Sinniah, a professor of chemistry, received the grant from the National Institutes of Health for a project entitled "Biophysical Analysis of Enzyme Inhibitor Interactions."

"In layman's terms," says Sinniah, "the project is a three-year examination of an enzyme called carbonic anhydrase. This enzyme is a good thing in our bodies - it helps us breathe - but it also can be a bad thing. When it is overactive it can cause glaucoma."

Sinniah says the upcoming Calvin study is not likely to yield anything so earth-shattering as a cure for glaucoma. But it will make a difference.

"What we will do at Calvin," he says, "is contribute to understanding enzyme-inhibitor interactions at the molecular level. This understanding is fundamental to successful drug design. So, what we will do may someday become part of a new glaucoma drug. Or it might not. But we will be a link in a scientific chain."

Sinniah notes that schools like Calvin often are not part of that chain.

Indeed this recent NIH grant has him paired up with colleagues at the University of Cambridge in England (where he spent his 2001-2002 sabbatical doing research). Sinniah notes that Cambridge is considered probably the top scientific university in Europe, and when his Cambridge colleagues would hear that his work at Calvinincluded significant contributions from undergraduate assistants, they'd be floored.

"Generally the sorts of things our students do at Calvin are typically reserved for major research universities," says Sinniah. "I usually get surprised reactions when people realize I'm being assisted by undergrads."

Sinniah says a trio of factors makes it possible at Calvin.

First, good colleagues. The recent grant from the NIH includes fellow Calvin professor of chemistry Ron Blankespoor as one of the key personnel on the project. In the past Sinniah has worked with, and published papers with, a variety of department colleagues as well as colleagues from other departments.

Second, Calvin undergrads who are eager to learn, love the sciences, and are curious and driven. For instance, Calvin sophomore Mark Vander Wal is listed in the grant proposal as one of the key personnel, along with Sinniah, Blankespoor and two Cambridge professors. VanderWal began to work with Sinniah already as a freshman, after he took one of Sinniah's introductory chemistry classes and demonstrated the traits Sinniah looks for in a student assistant.

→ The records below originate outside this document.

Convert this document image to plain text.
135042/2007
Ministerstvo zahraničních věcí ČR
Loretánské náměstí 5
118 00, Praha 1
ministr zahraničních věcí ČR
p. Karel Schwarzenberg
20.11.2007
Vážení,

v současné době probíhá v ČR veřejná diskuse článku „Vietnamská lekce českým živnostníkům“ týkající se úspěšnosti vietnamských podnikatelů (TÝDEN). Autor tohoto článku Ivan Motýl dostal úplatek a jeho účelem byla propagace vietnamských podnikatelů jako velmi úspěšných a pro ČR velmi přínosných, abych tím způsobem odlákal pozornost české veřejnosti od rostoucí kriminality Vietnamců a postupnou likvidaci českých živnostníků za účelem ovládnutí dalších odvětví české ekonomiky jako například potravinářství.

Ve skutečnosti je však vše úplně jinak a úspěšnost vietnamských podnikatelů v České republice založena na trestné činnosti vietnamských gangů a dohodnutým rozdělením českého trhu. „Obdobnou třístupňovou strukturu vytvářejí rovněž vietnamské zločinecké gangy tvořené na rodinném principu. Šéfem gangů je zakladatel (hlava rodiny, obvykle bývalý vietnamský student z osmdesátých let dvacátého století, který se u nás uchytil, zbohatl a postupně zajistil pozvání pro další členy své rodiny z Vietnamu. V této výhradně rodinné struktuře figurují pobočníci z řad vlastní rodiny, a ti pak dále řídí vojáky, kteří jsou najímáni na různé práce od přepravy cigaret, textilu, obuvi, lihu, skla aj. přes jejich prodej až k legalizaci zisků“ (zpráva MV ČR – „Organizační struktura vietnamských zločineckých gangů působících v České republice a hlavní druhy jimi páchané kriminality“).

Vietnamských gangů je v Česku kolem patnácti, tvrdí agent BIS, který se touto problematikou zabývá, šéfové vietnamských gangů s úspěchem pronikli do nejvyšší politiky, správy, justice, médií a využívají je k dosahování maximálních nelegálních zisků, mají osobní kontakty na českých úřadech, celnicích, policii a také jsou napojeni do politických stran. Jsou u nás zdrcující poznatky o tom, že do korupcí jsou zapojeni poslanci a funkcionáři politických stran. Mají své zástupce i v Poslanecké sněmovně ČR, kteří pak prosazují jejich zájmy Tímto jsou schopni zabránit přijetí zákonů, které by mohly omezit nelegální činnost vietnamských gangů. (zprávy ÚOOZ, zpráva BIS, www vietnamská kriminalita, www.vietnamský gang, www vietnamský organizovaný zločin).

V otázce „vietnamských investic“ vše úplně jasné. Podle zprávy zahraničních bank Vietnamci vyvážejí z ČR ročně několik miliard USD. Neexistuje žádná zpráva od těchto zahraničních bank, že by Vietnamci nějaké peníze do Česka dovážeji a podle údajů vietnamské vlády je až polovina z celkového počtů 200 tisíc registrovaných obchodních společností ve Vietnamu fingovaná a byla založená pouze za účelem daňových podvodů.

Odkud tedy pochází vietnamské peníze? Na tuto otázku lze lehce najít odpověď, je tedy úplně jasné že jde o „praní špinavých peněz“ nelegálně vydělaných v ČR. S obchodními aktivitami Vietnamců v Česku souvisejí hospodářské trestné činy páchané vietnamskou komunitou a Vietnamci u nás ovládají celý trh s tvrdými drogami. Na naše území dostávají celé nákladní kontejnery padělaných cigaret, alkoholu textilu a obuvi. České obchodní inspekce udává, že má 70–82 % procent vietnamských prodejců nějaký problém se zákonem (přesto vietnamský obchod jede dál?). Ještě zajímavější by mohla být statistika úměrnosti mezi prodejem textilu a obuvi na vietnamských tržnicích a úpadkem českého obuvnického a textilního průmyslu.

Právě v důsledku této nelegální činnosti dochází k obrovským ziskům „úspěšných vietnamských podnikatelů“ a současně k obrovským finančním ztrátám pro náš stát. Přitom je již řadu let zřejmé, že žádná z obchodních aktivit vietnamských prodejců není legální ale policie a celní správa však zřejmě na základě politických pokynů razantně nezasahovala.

Interestingly Sinniah says high school grade point average means very little in the equation.

"I've had students who were top students in high school," he says, "like Mark and they were great. They jumped right in. But I've had students who were maybe solid B students in high school and they were great too. What they've all had in common was the desire and the drive."

The third factor at Calvin is equipment.

Sinniah's work in Cambridge was possible because when he applied for the sabbatical his Cambridge colleagues knew of his research through papers he had published, conferences he had attended and more.

Already in 1992 Sinniah, on a post-doctoral fellowship at the University of Maryland, had begun using a scientific technique called atomic force microscopy to study intermolecular forces of model organic surfaces. That technique - via which Sinniah can measure extremely weak interactions between molecules, interactions measuring as little as one billionth of a Newton - was developed in the 1980s and eventually won its inventors a Nobel Prize.

When he came to Calvin in 1995 he began working to get a scanning probe microscope for the college, so that he could continue to refine and advance his research using the technique. Soon after he arrived that instrument became a reality, thanks to a $110,000 National Science Foundation grant.

Getting that instrument, a rarity for an undergraduate college such as Calvin, was huge says Sinniah, both for his work then and for what it now allows him and his student assistants to do.

"For the people at Cambridge it didn't matter what university I was from," he says. "The questions were What can you bring to the table and How can it push all of us forward. I could bring my research and my experiences at Calvin, research and experiences that were made possible by the equipment, my colleagues here and our students."